When she first arrived, the prayer that emerged from her initial hysteria and trauma was clear and straightforward: Please, God, don't let my son die. He's all I have. You can't let him die.
Now and then a doctor would emerge from the emergency room assuring us they were doing everything they could. But the signs were not encouraging.
She began to bargain: God, if you let him live I will start going back to church and maybe help in the soup kitchen. Please, don't let my son die.
The night wore on. Still no encouraging news. Her prayer shifted, becoming one of rage: You're supposed to be a loving god. And you're supposed to be all-powerful, so you can do this, you can make this miracle happen if you want to. My son does not deserve to suffer and die. If you let him die, I will hate you, God, forever.
The night turned into morning. She became exhausted with fear and sadness and rage.
But then around 4am, something else began to happen in her prayer. Her anger was softening, her prayer slowly becoming something like this : God, I know you love my son, and you love me too. I don't know whether my son will live or not. and I certainly don't know what I will do if he dies. but I trust your love for both of us. Even though I don't understand, I trust you.
A prayer of trust.
It was somewhere around this time I suggested we say the Lord's Prayer. So we did.
“Our Father, who art in heaven...” So far so good.
“Hallowed be thy name. Thy kingdom come.” At this point she's still OK. But then...
“Thy will be done on earth.” She couldn't go any further. She began sobbing uncontrollably.
Maybe for the first time in her life those words came crashing down on her, with all their terror and pain and rage, their trust and mercy and love. So many things rolled into those powerful, all-too-familiar words.
This woman had done what Jesus in today's gospel invites us to do: She had persisted in her prayer.
And the path of this amazing woman echoes Jesus' own path. On the night before he died, when he thought ahead to the loss of all his friends, the extreme physical pain, the rejection by society and his execution on a cross-- the scriptures say he sweated blood. He pleaded with God to let that cup pass him by.
It didn't happen, no miracle would rescue him from death. The next day, he would hang from the cross, barely able to life his head, and would cry out My God, why have you forsaken me?
But then, as with the woman I just mentioned, something else happened, a shift in Jesus' own prayer, a move into a different phase: He would say Father, into your hands I commend my spirit. In the end, an act of trust and complete confidence.

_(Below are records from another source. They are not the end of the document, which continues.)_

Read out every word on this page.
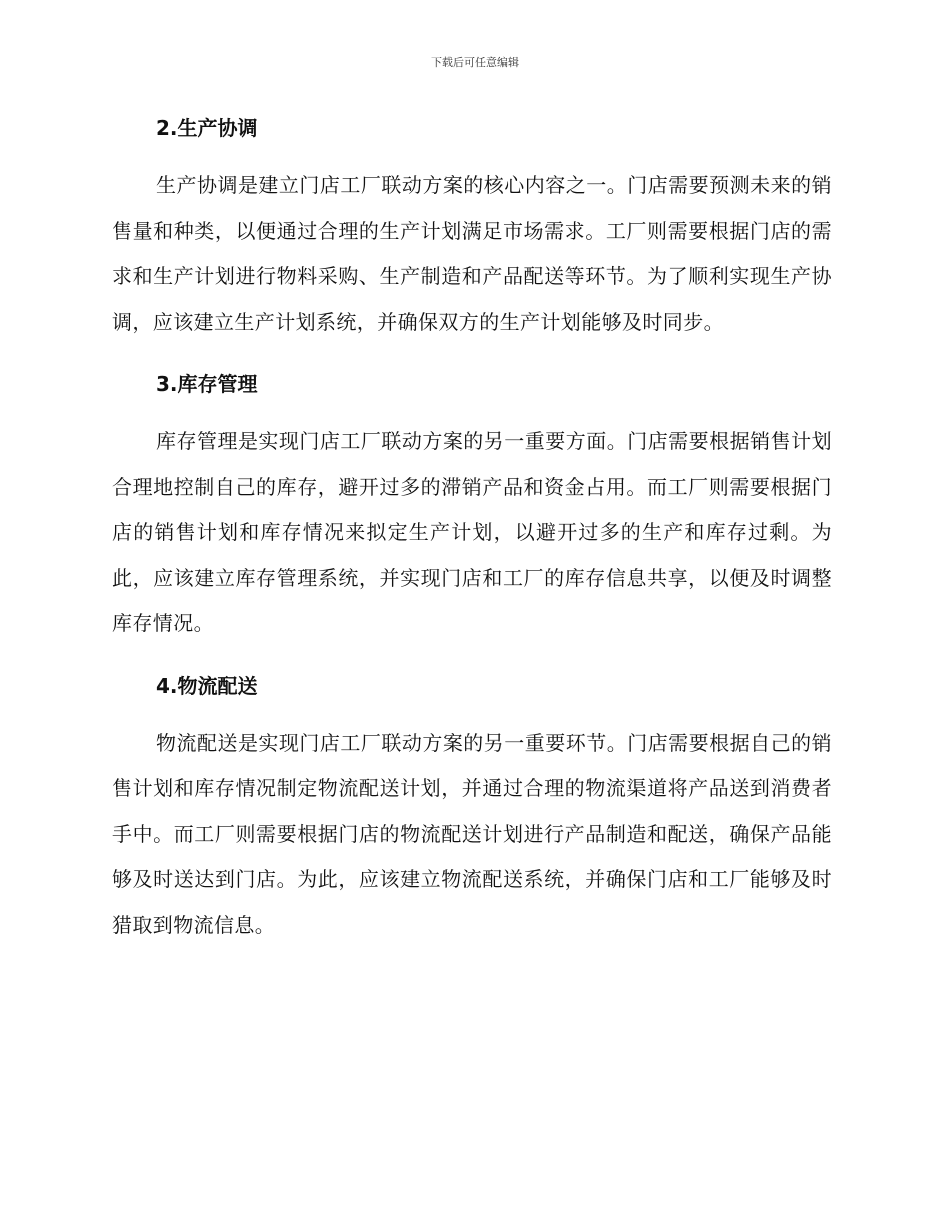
下载后可任意编辑
2.生产协调

生产协调是建立门店工厂联动方案的核心内容之一。门店需要预测未来的销售量和种类，以便通过合理的生产计划满足市场需求。工厂则需要根据门店的需求和生产计划进行物料采购、生产制造和产品配送等环节。为了顺利实现生产协调，应该建立生产计划系统，并确保双方的生产计划能够及时同步。

3.库存管理

库存管理是实现门店工厂联动方案的另一重要方面。门店需要根据销售计划合理地控制自己的库存，避开过多的滞销产品和资金占用。而工厂则需要根据门店的销售计划和库存情况来拟定生产计划，以避开过多的生产和库存过剩。为此，应该建立库存管理系统，并实现门店和工厂的库存信息共享，以便及时调整库存情况。

4.物流配送

物流配送是实现门店工厂联动方案的另一重要环节。门店需要根据自己的销售计划和库存情况制定物流配送计划，并通过合理的物流渠道将产品送到消费者手中。而工厂则需要根据门店的物流配送计划进行产品制造和配送，确保产品能够及时送达到门店。为此，应该建立物流配送系统，并确保门店和工厂能够及时猎取到物流信息。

I am completely broken and all my friends have abandoned me now. I don't understand where you are right now, God, or why this has happened. But I know you love me and are with me, and I trust you. Into your hands I commend my spirit.
Like the woman I mentioned, Jesus had persisted in prayer, moving through all the terror and pain, arriving finally at trust.
As I was sitting with that woman at the hospital, I could see the dawn beginning to break, and it was time for me to leave and another chaplain to take my place. I had a plane to catch and would be gone for several weeks.
When I did get back to Chicago, I asked around the hospital about this woman and her son, but no one seemed to know what became of them. To this day I don't know if her son lived or not.
But to this day, I am still amazed at her faith and what she taught me on that long night as she persisted in prayer: through the hysteria and bargaining and rage to, finally, that deep conviction that God would be there with her and her son no matter what happened.
So my take-away from today's gospel is simply this: Keep on praying. In whatever words you have, familiar or otherwise, or completely wordless. Just keep praying.
And if the little voice that is inside all of us says, "But I don't believe. I don't believe," don't worry. Just keep praying anyway. Be persistent in your prayer.
As one spiritual writer says, "Lord, I believe; help my unbelief" is the best any of us can do really, but thank God it is enough.”